Une réforme majeure bouleverse le paysage hospitalier béninois. Désormais, face à une détresse médicale aiguë, l’obstacle financier s’efface devant l’urgence de préserver des vies. Les autorités sanitaires ont officialisé la mise en œuvre de la prise en charge immédiate des situations critiques.
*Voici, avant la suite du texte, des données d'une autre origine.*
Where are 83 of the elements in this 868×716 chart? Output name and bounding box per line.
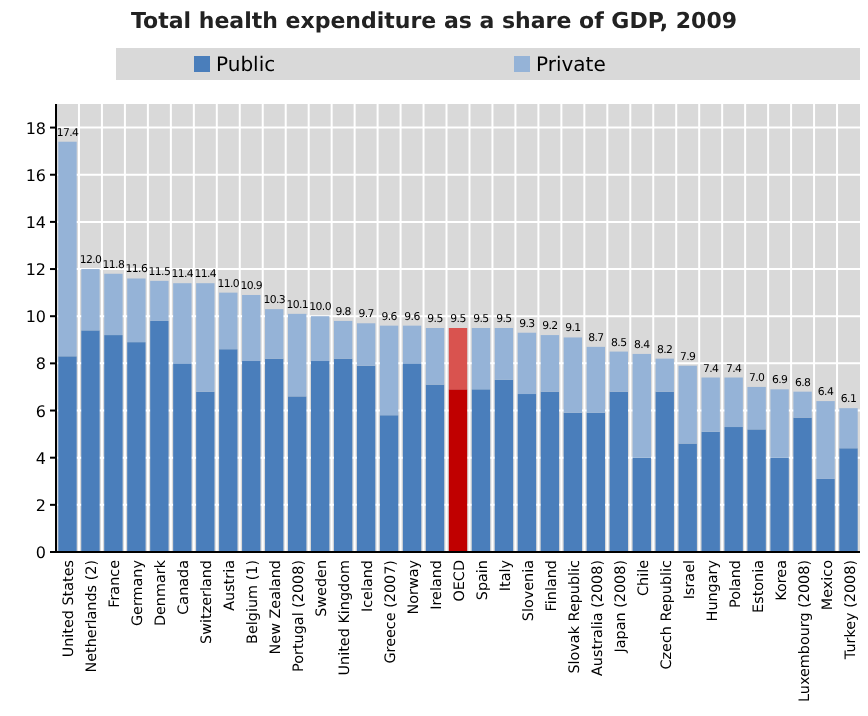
y-tick-label: 0 [35,544,46,562]
bar [839,448,858,552]
bar [678,443,697,552]
bar [563,412,583,552]
bar [265,309,284,359]
bar [219,292,238,350]
bar [471,328,491,390]
bar [678,365,697,444]
legend-label: Private [536,55,606,77]
bar [701,377,720,432]
chart-title: Total health expenditure as a share of GDP, 2009 [130,8,738,34]
bar [586,412,606,552]
y-tick-label: 10 [25,308,46,327]
bar [793,417,812,552]
bar [632,457,651,552]
bar [517,394,537,552]
bar [333,358,353,552]
y-tick-label: 14 [25,213,46,232]
y-tick-label: 2 [35,496,46,515]
bar [425,328,445,385]
bar [747,386,766,430]
bar [770,457,789,552]
bar [632,353,651,458]
bar [448,328,468,390]
bar [196,283,215,392]
y-tick-label: 8 [35,355,46,374]
legend-label: Public [216,55,276,77]
bar [747,429,766,552]
bar [402,325,422,364]
bar [58,141,77,357]
bar [104,273,123,336]
bar [219,349,238,552]
bar [839,408,858,449]
bar [517,332,537,395]
bar [379,325,399,416]
bar [540,335,560,392]
bar [402,363,422,552]
bar [609,351,628,392]
bar [333,320,353,359]
y-tick-label: 16 [25,166,46,185]
bar [150,280,169,321]
bar [816,401,835,479]
bar [448,389,468,552]
bar [701,431,720,552]
bar [494,328,514,380]
bar [242,294,261,362]
bar [310,361,330,552]
bar [494,379,514,552]
bar [356,323,376,366]
bar [586,346,606,413]
bar [310,316,330,362]
y-tick-label: 4 [35,449,46,468]
bar [724,427,743,552]
bar [540,391,560,552]
bar [265,358,284,552]
bar [609,391,628,552]
bar [150,320,169,552]
bar [242,361,261,552]
bar [655,358,674,392]
bar [173,363,192,552]
bar [288,396,307,552]
bar [379,415,399,552]
bar [816,478,835,552]
bar [770,389,789,458]
bar [724,377,743,428]
bar [196,391,215,552]
bar [58,356,77,552]
bar [793,391,812,418]
bar [425,384,445,552]
bar [81,330,100,552]
bar [356,365,376,552]
bar [127,342,146,552]
y-tick-label: 12 [25,261,46,280]
bar [127,278,146,343]
bar [81,269,100,331]
bar [471,389,491,552]
bar [563,337,583,413]
y-tick-label: 18 [25,119,46,138]
bar [104,335,123,552]
y-tick-label: 6 [35,402,46,421]
bar [288,313,307,397]
bar [655,391,674,552]
bar [173,283,192,364]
Le principe est simple : « Soignez en priorité, le règlement viendra ensuite. » Au centre de ce dispositif, deux établissements phares de la métropole économique : le Centre National Hospitalier Universitaire Hubert Koutoukou Maga (CNHU-HKM) et l’Hôpital de la Mère et de l’Enfant Lagune (HOMEL).

Personnel et stocks mobilisés sans délai

Auparavant, l’accès aux soins d’urgence était souvent conditionné par le paiement préalable d’une participation ou l’achat de kits par les familles. Cette pratique est désormais révolue.

Sur le terrain, la transformation est palpable :

  • Approvisionnement immédiat : Les pharmacies d’urgence du CNHU-HKM et de l’HOMEL ont été renforcées. Médicaments essentiels, fournitures et kits de réanimation sont à la disposition des soignants sans validation financière préalable.
  • Équipes en continu : Du personnel médical et paramédical assure une rotation 24 heures sur 24 pour un tri rapide et une intervention sans attente dès l’arrivée des ambulances ou des patients.

« Notre priorité absolue est de stabiliser le patient dans les minutes suivant son admission. Les formalités administratives et financières n’interviennent qu’après que le pronostic vital est hors de danger », explique un médecin urgentiste du CNHU.

Un parcours de soins fluide et immédiat

Pour assurer l’efficacité de cette mesure, le processus de prise en charge suit désormais un protocole précis, conçu pour éliminer toute perte de temps.

Dès l’arrivée, une admission avec tri immédiat est effectuée. Un personnel qualifié évalue rapidement la situation pour déterminer s’il s’agit d’une urgence vitale.

Une fois le diagnostic posé, la prise en charge médicale débute directement. Les soins et médicaments sont administrés sans qu’aucun paiement préalable ne soit réclamé, l’objectif unique étant de stabiliser les fonctions vitales.

Enfin, la phase post-urgence intervient une fois le danger écarté. C’est à ce moment que la facturation est effectuée a posteriori. Si nécessaire, une orientation vers le service social est proposée pour régulariser la situation financière de manière humaine et adaptée.

Un enjeu de durabilité

Si cette avancée est saluée comme une mesure humaniste et sociale inédite par la population, elle pose aussi un défi aux administrations hospitalières : la gestion des stocks et le recouvrement des coûts différés. Le gouvernement mise sur la responsabilité citoyenne et sur des mécanismes de subventions pour assurer la pérennité de ce modèle de gratuité initiale.

En abolissant le « paiement au guichet » en situation d’urgence extrême, le Bénin franchit une étape décisive vers la couverture sanitaire universelle, replaçant la dignité humaine et le droit à la vie au cœur de sa politique de santé.